🔬Agent-ToM: Catching Bad Agents with Theory-of-Mind Probes
TL;DR
New arXiv paper trains a learned monitor to flag autonomous LLM agents going off the rails by modeling their beliefs and intents, not just their outputs. Beats output-only baselines on a security-analysis benchmark.
New arXiv paper trains a learned monitor to flag autonomous LLM agents going off the rails by modeling their beliefs and intents, not just their outputs. Beats output-only baselines on a security-analysis benchmark.

Key Points
Frames agent monitoring as a Theory-of-Mind problem: infer the agent's belief state, not just classify the next action
Targets the same problem Anthropic, OpenAI, and Google all flag as the biggest blocker to long-horizon agents
Reports gains over output-only and trace-only baselines on a security analysis benchmark
Public arXiv preprint with code references for reproducibility
Why It Matters
Output-classifier guardrails miss the agent that's about to make a fine action for a bad reason.
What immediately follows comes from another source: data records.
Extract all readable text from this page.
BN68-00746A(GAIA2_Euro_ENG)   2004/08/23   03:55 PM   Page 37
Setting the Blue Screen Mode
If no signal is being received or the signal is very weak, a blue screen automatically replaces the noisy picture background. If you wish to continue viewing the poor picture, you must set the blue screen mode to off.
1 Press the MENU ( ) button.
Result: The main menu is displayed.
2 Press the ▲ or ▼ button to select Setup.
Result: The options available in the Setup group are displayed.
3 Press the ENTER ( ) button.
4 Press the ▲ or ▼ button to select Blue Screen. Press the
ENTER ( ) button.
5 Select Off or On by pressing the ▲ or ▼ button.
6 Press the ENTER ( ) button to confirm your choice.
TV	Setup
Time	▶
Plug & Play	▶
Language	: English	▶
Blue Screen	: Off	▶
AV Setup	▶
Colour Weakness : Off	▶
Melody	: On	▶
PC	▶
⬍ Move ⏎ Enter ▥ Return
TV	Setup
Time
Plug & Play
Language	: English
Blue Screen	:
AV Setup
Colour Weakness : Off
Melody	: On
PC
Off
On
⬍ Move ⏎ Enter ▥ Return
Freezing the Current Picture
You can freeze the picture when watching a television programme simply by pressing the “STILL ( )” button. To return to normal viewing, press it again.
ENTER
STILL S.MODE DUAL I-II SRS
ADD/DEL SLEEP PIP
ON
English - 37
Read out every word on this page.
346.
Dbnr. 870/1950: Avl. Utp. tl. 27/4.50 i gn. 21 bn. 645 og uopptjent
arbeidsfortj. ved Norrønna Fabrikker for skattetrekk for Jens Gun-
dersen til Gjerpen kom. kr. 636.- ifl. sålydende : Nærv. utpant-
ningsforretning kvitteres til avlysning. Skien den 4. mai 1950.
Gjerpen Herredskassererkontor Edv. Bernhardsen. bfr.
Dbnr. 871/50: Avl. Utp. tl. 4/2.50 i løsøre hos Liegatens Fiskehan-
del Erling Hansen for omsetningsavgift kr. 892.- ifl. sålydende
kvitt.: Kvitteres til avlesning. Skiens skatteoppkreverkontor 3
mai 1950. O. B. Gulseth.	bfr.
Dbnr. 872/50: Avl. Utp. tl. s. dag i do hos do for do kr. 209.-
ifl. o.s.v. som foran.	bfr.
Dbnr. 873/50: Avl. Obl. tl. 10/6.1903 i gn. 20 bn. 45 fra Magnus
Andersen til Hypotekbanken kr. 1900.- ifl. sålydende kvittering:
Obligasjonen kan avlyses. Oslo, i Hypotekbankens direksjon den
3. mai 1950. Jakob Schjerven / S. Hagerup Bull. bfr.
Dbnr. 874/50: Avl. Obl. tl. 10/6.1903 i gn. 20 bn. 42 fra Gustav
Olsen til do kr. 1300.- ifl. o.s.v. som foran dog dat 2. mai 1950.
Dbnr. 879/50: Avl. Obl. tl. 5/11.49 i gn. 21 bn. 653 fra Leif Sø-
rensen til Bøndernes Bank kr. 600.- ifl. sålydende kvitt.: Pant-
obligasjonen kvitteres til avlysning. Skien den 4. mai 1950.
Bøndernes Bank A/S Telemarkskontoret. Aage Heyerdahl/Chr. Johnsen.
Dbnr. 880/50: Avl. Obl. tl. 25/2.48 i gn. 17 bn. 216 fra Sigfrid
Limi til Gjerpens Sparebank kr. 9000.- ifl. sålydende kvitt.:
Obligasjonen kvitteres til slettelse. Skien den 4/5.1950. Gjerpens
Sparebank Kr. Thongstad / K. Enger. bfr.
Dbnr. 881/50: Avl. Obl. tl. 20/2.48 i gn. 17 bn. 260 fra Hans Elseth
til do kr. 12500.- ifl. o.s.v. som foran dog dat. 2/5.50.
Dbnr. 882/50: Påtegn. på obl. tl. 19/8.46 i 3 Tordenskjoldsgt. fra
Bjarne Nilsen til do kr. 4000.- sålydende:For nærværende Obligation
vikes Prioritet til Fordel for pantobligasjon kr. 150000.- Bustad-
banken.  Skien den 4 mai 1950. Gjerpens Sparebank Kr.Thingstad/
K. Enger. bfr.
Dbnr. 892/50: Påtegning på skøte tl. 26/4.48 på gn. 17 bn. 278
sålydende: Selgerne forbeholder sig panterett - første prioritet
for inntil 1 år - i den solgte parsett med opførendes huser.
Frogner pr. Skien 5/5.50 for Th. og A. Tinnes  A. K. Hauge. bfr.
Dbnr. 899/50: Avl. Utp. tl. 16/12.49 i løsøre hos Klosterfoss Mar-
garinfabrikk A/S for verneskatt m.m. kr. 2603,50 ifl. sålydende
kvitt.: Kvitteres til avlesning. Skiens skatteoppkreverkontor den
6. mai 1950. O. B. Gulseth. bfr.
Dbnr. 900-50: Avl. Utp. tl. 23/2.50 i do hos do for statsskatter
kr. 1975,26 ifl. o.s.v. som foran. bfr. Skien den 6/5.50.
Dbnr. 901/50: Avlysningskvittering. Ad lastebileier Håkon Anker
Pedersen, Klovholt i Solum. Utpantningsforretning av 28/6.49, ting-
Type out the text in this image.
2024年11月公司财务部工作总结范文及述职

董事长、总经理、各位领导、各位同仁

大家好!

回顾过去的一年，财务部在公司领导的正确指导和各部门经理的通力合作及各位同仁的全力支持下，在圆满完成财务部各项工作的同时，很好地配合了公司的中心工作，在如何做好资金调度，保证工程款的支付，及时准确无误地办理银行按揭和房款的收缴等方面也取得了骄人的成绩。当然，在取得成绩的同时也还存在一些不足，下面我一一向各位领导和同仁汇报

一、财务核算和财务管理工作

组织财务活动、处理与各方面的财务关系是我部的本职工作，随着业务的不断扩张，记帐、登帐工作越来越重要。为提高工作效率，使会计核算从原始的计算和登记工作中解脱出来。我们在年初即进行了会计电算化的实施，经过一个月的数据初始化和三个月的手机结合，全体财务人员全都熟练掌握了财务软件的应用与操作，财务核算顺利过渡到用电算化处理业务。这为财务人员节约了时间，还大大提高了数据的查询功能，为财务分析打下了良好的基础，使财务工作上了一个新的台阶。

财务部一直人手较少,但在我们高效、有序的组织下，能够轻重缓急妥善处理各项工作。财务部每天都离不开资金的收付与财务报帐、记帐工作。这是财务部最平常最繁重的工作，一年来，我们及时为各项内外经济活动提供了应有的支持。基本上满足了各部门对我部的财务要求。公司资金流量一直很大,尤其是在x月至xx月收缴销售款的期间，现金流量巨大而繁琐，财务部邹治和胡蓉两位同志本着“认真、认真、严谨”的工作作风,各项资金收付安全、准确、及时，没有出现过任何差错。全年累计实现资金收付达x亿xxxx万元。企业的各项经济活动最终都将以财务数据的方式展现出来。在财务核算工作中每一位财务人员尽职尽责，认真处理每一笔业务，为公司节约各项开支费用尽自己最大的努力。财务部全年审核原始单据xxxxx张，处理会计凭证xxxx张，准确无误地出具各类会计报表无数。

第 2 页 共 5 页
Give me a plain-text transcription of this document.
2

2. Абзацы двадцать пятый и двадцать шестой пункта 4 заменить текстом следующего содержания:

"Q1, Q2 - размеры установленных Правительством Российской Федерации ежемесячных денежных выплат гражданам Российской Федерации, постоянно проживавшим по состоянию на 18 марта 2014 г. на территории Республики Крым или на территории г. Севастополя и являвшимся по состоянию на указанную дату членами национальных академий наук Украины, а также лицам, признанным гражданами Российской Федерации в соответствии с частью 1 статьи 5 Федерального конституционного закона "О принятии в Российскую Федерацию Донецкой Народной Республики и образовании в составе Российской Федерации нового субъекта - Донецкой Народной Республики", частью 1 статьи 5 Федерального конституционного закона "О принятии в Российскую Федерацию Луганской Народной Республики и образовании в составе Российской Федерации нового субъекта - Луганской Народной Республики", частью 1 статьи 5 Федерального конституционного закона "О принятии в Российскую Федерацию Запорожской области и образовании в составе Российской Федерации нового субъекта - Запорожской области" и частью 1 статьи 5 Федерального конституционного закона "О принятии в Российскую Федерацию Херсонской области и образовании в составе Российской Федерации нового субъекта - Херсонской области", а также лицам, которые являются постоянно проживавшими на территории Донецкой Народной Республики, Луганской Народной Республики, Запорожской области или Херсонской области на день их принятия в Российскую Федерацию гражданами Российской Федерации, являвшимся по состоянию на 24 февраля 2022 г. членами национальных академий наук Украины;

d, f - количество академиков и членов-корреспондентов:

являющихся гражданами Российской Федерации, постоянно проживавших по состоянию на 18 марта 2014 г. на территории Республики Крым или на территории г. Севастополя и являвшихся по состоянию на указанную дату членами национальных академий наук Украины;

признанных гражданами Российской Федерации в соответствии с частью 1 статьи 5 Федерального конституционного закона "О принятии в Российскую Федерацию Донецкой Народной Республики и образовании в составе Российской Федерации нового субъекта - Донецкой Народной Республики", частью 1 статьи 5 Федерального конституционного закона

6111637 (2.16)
ToM-style monitors are the direction enterprise agent platforms are heading.
Quick Facts
Frequently Asked Questions
Why does this matter?
Output-classifier guardrails miss the agent that's about to make a fine action for a bad reason. ToM-style monitors are the direction enterprise agent platforms are heading.
What happened?
New arXiv paper trains a learned monitor to flag autonomous LLM agents going off the rails by modeling their beliefs and intents, not just their outputs. Beats output-only baselines on a security-analysis benchmark.